As a slightly more detailed case study … even just simple access to data can serve as a boundary object so long as the effort is made to genuinely put the data in the middle of the boundary, not just in the scientist’s world.  I’m working on a project for the Maine Sustainability Solutions Initiative to take a mix of freely available, but technically complex data (e.g. shapefiles) and new data (e.g. model projections) produced by our researchers and just put it in a simple, map and trend chart interface in a web-browser. I keep getting told – well those GIS layers are already available or you’re missing the complexity behind the forecasts, but they’re kind of missing the point of a boundary object. Its about putting conversation starting information out in a genuine spanning (lives in two worlds) context. The average state legislator or town councilor is not going to pull out a GIS layer. But they will spend 5 minutes on the web. And if they do they will be able to get a trend chart of climate change in their town or a map of land cover change over the last 20 years in their town or the changing economy of their town (part of the appeal of maps and part of the spanning is people always want to look at where they live) . And they will start putting patterns together. Start comparing past to projected future. Start looking for more information on assumptions behind the models. And have a lot of conversations they wouldn’t have had. Time will tell if this specific project serves its purpose, but if past experiences with boundary objects are any guide, my money is that it will. This ties into the theme of how to make sure research gets across the boundary and doesn’t just mold away in journals – which will be the topic of my next post on boundaries.

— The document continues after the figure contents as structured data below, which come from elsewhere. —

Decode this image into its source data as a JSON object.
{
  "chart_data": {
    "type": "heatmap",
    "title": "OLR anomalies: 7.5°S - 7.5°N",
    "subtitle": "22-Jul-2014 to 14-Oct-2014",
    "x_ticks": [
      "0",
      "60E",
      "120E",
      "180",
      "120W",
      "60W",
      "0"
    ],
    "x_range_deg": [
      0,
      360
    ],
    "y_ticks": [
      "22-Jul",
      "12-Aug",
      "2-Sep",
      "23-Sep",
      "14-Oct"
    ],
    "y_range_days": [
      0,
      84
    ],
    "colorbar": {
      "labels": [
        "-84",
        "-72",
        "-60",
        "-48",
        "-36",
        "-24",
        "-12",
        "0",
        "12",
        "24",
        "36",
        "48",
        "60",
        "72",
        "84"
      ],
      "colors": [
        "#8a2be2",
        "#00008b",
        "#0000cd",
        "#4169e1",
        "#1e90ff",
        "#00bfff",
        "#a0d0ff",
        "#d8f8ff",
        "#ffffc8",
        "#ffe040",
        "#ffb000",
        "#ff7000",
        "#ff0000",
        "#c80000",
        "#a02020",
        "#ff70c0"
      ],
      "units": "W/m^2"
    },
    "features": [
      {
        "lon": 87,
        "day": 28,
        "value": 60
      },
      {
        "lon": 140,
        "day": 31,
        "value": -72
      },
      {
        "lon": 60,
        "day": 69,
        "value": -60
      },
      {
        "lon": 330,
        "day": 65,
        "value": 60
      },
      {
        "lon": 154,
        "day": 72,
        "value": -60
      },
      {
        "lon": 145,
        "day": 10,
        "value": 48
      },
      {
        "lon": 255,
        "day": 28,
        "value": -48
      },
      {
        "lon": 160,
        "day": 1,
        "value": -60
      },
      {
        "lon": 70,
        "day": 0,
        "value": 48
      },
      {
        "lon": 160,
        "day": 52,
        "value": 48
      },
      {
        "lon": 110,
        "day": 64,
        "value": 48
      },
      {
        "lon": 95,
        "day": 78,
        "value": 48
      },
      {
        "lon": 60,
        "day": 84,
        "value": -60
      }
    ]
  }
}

But my bottom line experience is that getting a bunch of people in a room with different opinions and “just talking about it” or “letting everybody be heard” is vastly less effective than getting a bunch of people in a room with different opinions with a boundary object at the center of the discussion. It focuses things in very concrete ways and towards negotiation and compromise and increases the level of understanding and minimizes the amount of talking past each other between the sides.

One could speculate for a long time about the psychology of why boundary objects work (an irrational belief that anything coming out of a computer is correct, the ability to find “my house” on the map, focusing people in a constructive direction, genuine success at translation and spanning, and etc). These are interesting topics of study in their own right (and are being studied), but not my own field of research. I just notice how well they DO work. Its almost like its magic (except of course the reality is its a lot of hard work behind the scenes). Hence the title of “unreasonable effectiveness”

What boundary objects have you used in your work? Were they effective? What made them effective? Any experiences with what made them more effective?